Irritada, Lia consentiu. Como o dia poderia ficar pior? Péssima pergunta, havia aprendido. Tão logo saíram do prédio, no entanto, a roqueira congelou. Lembranças vívidas da noite anterior voltaram a sua mente, arrepiando-a inadvertidamente. Juliana não pareceu perceber, seguindo em direção à praça. Lia agradeceu por um instante sua sorte. Tentou focar nos próprios passos, ignorando as imagens que a atormentavam e, pior, o desejo de que pudesse voltar para aquela noite, livre de julgamentos, livre de culpa. Queria sentir os lábios de Dinho nos seus novamente e queria cuspi-los, enojada por seus pensamentos.

– Lia, o que você tem? – Tatá perguntou.

– Hein?

– Você parece tensa... A Ju já tá lá na frente, o Juca e a Letícia já até chegaram, e você aí, parecendo uma tartaruga encolhida.

– Não enche, pirralha. Hoje não. – Pediu cansada.

Tatá levou a pequena mão ao ombro da irmã, preocupada. Lia tremeu. Temia que, com um simples toque, a caçula pudesse ler seus pensamentos. O que pensaria a menina sobre a roqueira? Era um péssimo exemplo. Ouviu os amigos de Tatá a chamarem.

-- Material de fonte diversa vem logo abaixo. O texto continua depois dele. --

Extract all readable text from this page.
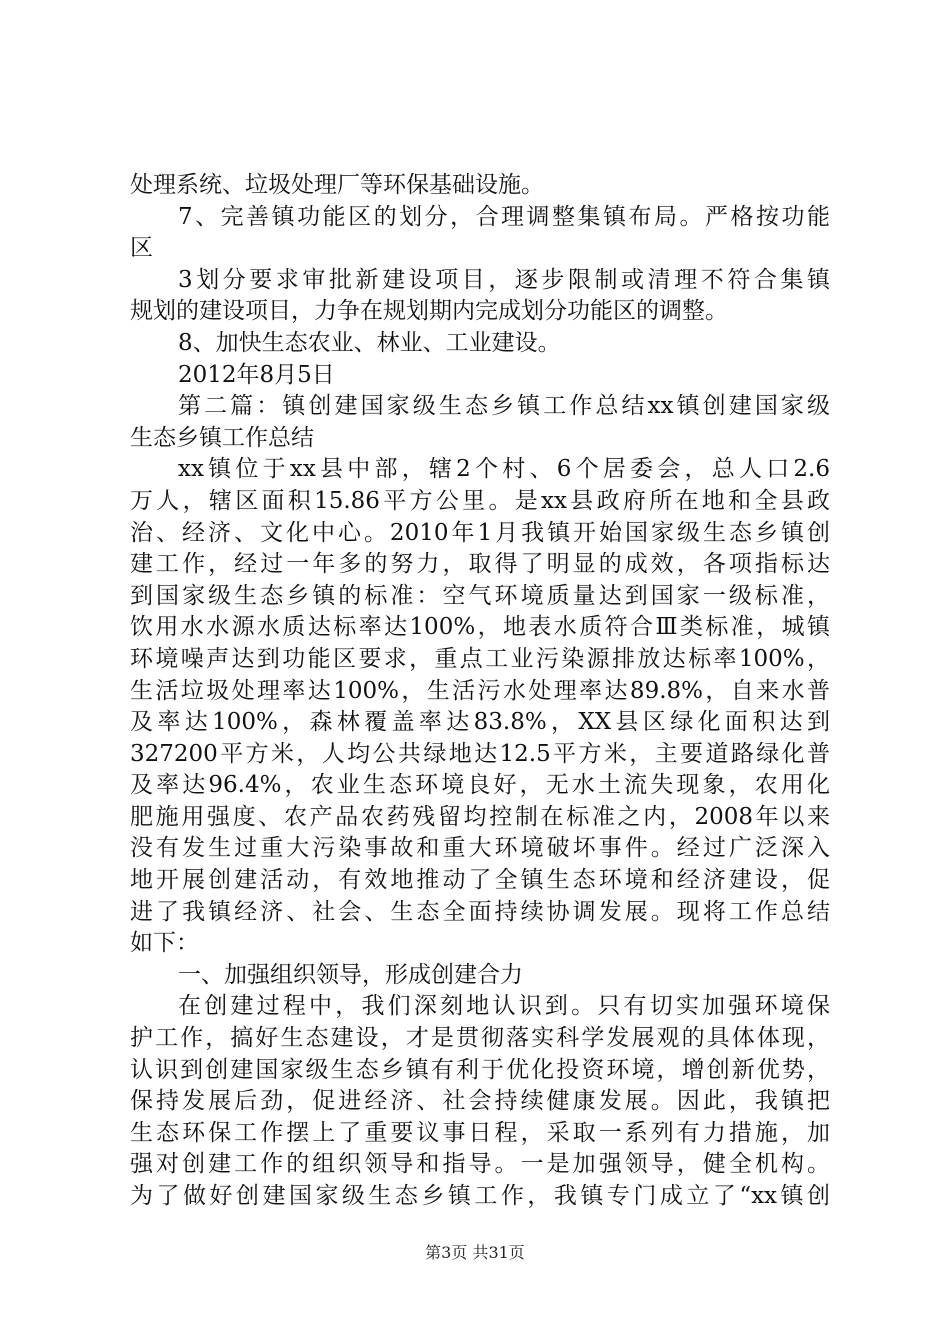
处理系统、垃圾处理厂等环保基础设施。
7、完善镇功能区的划分，合理调整集镇布局。严格按功能
区
3划分要求审批新建设项目，逐步限制或清理不符合集镇
规划的建设项目，力争在规划期内完成划分功能区的调整。
8、加快生态农业、林业、工业建设。
2012年8月5日
第二篇：镇创建国家级生态乡镇工作总结xx镇创建国家级
生态乡镇工作总结
xx镇位于xx县中部，辖2个村、6个居委会，总人口2.6
万人，辖区面积15.86平方公里。是xx县政府所在地和全县政
治、经济、文化中心。2010年1月我镇开始国家级生态乡镇创
建工作，经过一年多的努力，取得了明显的成效，各项指标达
到国家级生态乡镇的标准：空气环境质量达到国家一级标准，
饮用水水源水质达标率达100%，地表水质符合Ⅲ类标准，城镇
环境噪声达到功能区要求，重点工业污染源排放达标率100%，
生活垃圾处理率达100%，生活污水处理率达89.8%，自来水普
及率达100%，森林覆盖率达83.8%，XX县区绿化面积达到
327200平方米，人均公共绿地达12.5平方米，主要道路绿化普
及率达96.4%，农业生态环境良好，无水土流失现象，农用化
肥施用强度、农产品农药残留均控制在标准之内，2008年以来
没有发生过重大污染事故和重大环境破坏事件。经过广泛深入
地开展创建活动，有效地推动了全镇生态环境和经济建设，促
进了我镇经济、社会、生态全面持续协调发展。现将工作总结
如下：
一、加强组织领导，形成创建合力
在创建过程中，我们深刻地认识到。只有切实加强环境保
护工作，搞好生态建设，才是贯彻落实科学发展观的具体体现，
认识到创建国家级生态乡镇有利于优化投资环境，增创新优势，
保持发展后劲，促进经济、社会持续健康发展。因此，我镇把
生态环保工作摆上了重要议事日程，采取一系列有力措施，加
强对创建工作的组织领导和指导。一是加强领导，健全机构。
为了做好创建国家级生态乡镇工作，我镇专门成立了“xx镇创
第3页 共31页
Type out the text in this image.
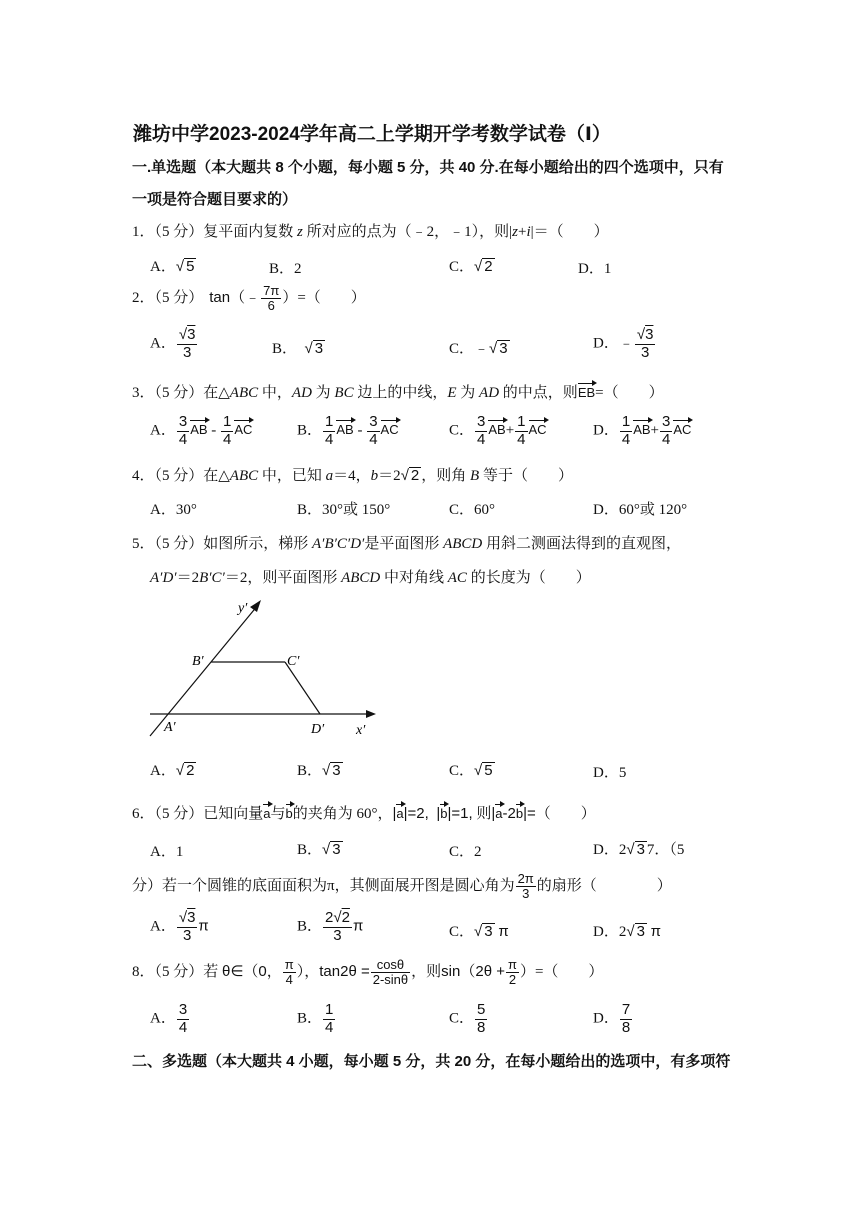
潍坊中学2023-2024学年高二上学期开学考数学试卷（Ⅰ）
一.单选题（本大题共 8 个小题，每小题 5 分，共 40 分.在每小题给出的四个选项中，只有
一项是符合题目要求的）
1．（5 分）复平面内复数 z 所对应的点为（﹣2，﹣1），则|z+i|＝（　　）
A．√ 5	B．2	C．√ 2	D．1
2．（5 分） tan（﹣ $\frac{7\pi}{6}$ ）=（　　）
A． $\frac{√3}{3}$	B．　√ 3	C．﹣√ 3	D．﹣ $\frac{√3}{3}$
3．（5 分）在△ABC 中，AD 为 BC 边上的中线，E 为 AD 的中点，则EB=（　　）
A． $\frac{3}{4}$ AB - $\frac{1}{4}$ AC	B． $\frac{1}{4}$ AB - $\frac{3}{4}$ AC	C． $\frac{3}{4} AB+ \frac{1}{4}$ AC	D． $\frac{1}{4} AB+ \frac{3}{4}$ AC
4．（5 分）在△ABC 中，已知 a＝4，b＝2√ 2 ，则角 B 等于（　　）
A．30°	B．30°或 150°	C．60°	D．60°或 120°
5．（5 分）如图所示，梯形 A′B′C′D′是平面图形 ABCD 用斜二测画法得到的直观图，
A′D′＝2B′C′＝2，则平面图形 ABCD 中对角线 AC 的长度为（　　）
y′
B′	C′
A′	D′ x′
A．√ 2	B．√ 3	C．√ 5	D．5
6．（5 分）已知向量a与b的夹角为 60°，|a|=2, |b|=1, 则|a-2b|=（　　）
A．1	B．√ 3	C．2	D．2√ 3 7．（5
分）若一个圆锥的底面面积为π，其侧面展开图是圆心角为 $\frac{2\pi}{3}$ 的扇形（　　　　）
A． $\frac{√3}{3}$ π	B． $\frac{2√2}{3}$ π	C．√ 3 π	D．2√ 3 π
8．（5 分）若 θ∈（0， $\frac{\pi}{4}$ ），$\tan 2\theta = \frac{\cos\theta}{2-\sin\theta}$ ，则$\sin(2\theta + \frac{\pi}{2}$ ）=（　　）
A． $\frac{3}{4}$	B． $\frac{1}{4}$	C． $\frac{5}{8}$	D． $\frac{7}{8}$
二、多选题（本大题共 4 小题，每小题 5 分，共 20 分，在每小题给出的选项中，有多项符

– Vai lá, pirralha. Eu vou indo no meu ritmo.

– Você bebeu de novo?

– Que? – Surpreendeu-se com a pergunta. Não esperava que Tatá soubesse tanto.

– Você acha que não faz barulho quando chega em casa? – A menina respondeu irônica. – Você merece mais.

– Eu não mereço nada. Se você soubesse...

– Duvido que seja tão ruim.

– Por que você não vai encontrar o Juca e a Letícia na praça e me deixa em paz? – Lia perdeu a paciência.

– É o Dinho de novo, não é? Eu vejo o TV Orelha.

– O QUE? – Lia exclamou surpresa. – Você tá maluca, Tatá? Como assim você assiste à TV Orelha? Isso é invasão de privacidade, pirralha! E por que você acha que é logo o Dinho? Por que ele me importaria?

– Tecnicamente, o Orelha que está invadindo, eu só assisto com os amigos. Quanto ao Dinho, eu sei como você fica irritada e, ao mesmo tempo, mexida quando o assunto é ele.

– Você tá querendo dizer que o Juca e a Letícia sabem cada passo da minha vida social? – Perguntou furiosa, ignorando o comentário da caçula sobre Dinho.

– Eu estou querendo dizer que a sua vida é emocionante, parece aqueles filmes adolescentes, e que eu tenho muito orgulho de você, Lia, por isso que eu mostro os vídeos pros amigos.

– Essa é a sua estratégia pra contornar a situação? - Lia lançou à irmã um olhar severo.

– Talvez?

– Vem, a Ju tá me esperando na pracinha, depois a gente vai ter uma conversa séria sobre isso. E eu não fico mexida quando o assunto é ele, só irritada.

– Pense o que você quiser. – Tatá respondeu dramática.

Chegaram à praça, onde a mais nova se uniu aos amigos e Lia encontrou Juliana sentada na mureta.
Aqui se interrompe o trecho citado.